3.  Dalam hal pengusaha telah mengikutsertakan pekerja/buruh dalam program pensiun yang iurannya/preminya dibayar oleh pengusaha dan pekerja/buruh, maka yang diperhitungkan dengan uang pesangon yaitu uang pensiun yang premi/iurannya dibayar oleh pengusaha.
4.  Ketentuan sebagaimana dimaksud pada ayat (1), (2), dan ayat (3) dapat diatur lain dalam perjanjian kerja, peraturan perusahaan, atau perjanjian kerja bersama.

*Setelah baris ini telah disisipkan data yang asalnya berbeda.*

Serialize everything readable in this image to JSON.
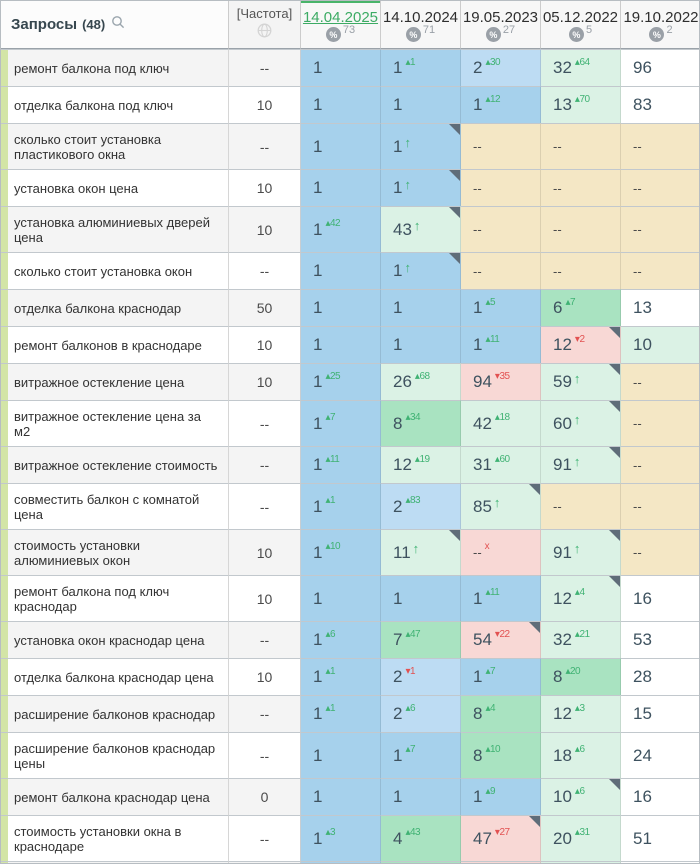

5.  Dalam hal pengusaha tidak  mengikutsertakan pekerja/buruh yang mengalami pemutusan hubungan kerja karena usia pensiun pada program pensiun maka pengusaha wajib memberikan kepada pekerja/buruh uang pesangon sebesar 2 (dua) kali ketentuan Pasal 156 ayat (2), uang penghargaan masa kerja 1 (satu) kali ketentuan Pasal 156 ayat (3), dan uang penggantian hak sesuai ketentuan Pasal 156 ayat (4).

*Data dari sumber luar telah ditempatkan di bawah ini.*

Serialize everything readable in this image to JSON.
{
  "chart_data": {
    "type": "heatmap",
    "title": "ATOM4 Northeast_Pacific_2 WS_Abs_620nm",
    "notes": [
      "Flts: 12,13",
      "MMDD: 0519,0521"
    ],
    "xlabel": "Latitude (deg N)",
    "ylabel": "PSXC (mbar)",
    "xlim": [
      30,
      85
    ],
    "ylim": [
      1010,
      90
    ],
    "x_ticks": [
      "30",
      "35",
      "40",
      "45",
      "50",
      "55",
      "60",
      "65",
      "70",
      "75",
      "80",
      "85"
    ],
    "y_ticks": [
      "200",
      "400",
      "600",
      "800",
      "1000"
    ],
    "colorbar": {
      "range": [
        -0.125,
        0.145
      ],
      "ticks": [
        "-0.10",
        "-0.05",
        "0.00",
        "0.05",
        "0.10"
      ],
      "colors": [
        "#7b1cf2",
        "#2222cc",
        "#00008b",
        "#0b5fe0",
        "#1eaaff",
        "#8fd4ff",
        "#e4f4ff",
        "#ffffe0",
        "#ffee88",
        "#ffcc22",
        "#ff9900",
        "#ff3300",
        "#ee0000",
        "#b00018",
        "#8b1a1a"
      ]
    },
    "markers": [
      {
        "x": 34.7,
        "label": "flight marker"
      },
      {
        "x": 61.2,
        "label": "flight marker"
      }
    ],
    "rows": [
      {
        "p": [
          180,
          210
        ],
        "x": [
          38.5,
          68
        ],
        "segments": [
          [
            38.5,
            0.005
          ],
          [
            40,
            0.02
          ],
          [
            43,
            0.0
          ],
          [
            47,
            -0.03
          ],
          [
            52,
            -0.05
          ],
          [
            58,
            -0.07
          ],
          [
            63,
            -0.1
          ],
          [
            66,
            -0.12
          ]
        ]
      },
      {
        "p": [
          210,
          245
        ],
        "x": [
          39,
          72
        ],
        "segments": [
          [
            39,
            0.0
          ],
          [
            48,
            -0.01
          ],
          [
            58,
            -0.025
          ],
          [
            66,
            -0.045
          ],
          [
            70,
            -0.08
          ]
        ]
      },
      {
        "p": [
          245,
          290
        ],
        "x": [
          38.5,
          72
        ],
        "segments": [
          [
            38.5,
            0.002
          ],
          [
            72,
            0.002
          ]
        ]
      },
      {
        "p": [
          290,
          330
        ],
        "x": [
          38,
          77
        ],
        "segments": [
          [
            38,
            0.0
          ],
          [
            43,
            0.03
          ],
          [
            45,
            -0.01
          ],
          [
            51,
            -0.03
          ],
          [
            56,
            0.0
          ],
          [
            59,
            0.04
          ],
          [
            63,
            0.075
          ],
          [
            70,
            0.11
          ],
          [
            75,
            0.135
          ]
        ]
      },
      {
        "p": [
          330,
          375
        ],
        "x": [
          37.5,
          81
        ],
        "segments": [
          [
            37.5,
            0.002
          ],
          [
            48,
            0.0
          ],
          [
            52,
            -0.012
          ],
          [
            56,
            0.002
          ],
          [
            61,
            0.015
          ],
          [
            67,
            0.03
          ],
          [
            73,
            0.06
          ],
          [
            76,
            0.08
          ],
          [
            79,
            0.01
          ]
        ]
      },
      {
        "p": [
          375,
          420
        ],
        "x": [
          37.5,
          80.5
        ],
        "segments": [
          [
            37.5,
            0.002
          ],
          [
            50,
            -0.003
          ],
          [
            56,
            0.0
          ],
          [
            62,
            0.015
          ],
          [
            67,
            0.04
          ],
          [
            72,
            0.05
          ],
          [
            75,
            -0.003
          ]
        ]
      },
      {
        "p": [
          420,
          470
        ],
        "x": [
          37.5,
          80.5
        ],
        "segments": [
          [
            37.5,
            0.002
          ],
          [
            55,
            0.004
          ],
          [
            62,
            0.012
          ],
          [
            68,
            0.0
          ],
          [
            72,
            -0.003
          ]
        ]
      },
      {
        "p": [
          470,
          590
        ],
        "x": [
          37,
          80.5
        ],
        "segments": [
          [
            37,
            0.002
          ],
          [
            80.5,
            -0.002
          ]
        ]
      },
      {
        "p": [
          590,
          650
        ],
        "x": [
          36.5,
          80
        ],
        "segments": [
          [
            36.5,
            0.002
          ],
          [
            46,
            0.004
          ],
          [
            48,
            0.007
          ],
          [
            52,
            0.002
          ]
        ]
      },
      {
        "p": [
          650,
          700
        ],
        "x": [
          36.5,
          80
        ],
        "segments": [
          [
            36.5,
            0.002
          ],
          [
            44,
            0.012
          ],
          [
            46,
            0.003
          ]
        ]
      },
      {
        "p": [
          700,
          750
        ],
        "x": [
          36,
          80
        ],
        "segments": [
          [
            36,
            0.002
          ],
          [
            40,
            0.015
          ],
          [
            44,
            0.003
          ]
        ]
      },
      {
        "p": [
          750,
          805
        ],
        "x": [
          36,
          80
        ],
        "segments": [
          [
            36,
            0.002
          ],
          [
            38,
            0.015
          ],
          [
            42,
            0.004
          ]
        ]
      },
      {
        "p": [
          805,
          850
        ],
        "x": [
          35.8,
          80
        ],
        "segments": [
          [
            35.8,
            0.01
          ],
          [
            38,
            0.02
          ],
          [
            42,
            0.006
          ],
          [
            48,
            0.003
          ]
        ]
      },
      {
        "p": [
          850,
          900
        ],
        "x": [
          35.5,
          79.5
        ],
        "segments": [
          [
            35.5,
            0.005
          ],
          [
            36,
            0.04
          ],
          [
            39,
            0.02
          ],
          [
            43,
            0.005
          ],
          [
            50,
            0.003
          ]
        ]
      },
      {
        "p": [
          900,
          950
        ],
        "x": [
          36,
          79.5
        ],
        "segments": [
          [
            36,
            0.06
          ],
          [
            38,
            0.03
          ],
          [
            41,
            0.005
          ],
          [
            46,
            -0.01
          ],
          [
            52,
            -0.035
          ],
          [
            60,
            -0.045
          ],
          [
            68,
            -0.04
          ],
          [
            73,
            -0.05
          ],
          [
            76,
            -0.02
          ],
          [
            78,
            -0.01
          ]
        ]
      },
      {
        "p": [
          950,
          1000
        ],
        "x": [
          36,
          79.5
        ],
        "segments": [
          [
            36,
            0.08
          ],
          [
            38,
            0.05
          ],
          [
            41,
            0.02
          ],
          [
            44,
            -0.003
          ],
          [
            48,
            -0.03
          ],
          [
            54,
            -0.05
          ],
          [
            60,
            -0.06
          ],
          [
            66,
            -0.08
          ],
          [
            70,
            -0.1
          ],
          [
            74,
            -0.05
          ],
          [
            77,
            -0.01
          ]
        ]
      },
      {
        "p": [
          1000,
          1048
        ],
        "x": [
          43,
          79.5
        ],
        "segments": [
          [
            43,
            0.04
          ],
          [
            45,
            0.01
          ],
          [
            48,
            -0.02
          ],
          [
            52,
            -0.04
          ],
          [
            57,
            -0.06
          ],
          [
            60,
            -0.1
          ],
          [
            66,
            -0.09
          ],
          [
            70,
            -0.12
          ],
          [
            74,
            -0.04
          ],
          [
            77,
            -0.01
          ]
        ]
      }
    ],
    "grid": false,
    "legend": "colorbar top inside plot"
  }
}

6.  Hak atas manfaat pensiun sebagaimana yang dimaksud pada ayat (1), ayat (2), ayat (3) dan ayat (4) tidak menghilangkan hak pekerja/buruh atas jaminan hari tua yang bersifat wajib sesuai dengan peraturan perundang-undangan yang berlaku.
Pasal 168
1.  Pekerja/buruh yang mangkir selama 5 (lima) hari kerja atau lebih berturut-turut tanpa keterangan secara tertulis yang dilengkapi dengan bukti yang sah dan telah dipanggil oleh pengusaha 2 (dua) kali secara patut dan tertulis dapat diputus hubungan kerjanya karena dikualifikasikan mengundurkan diri.
2.  Keterangan tertulis dengan bukti yang sah sebagaimana dimaksud pada ayat (1) harus diserahkan paling lambat pada hari pertama pekerja/buruh masuk kerja.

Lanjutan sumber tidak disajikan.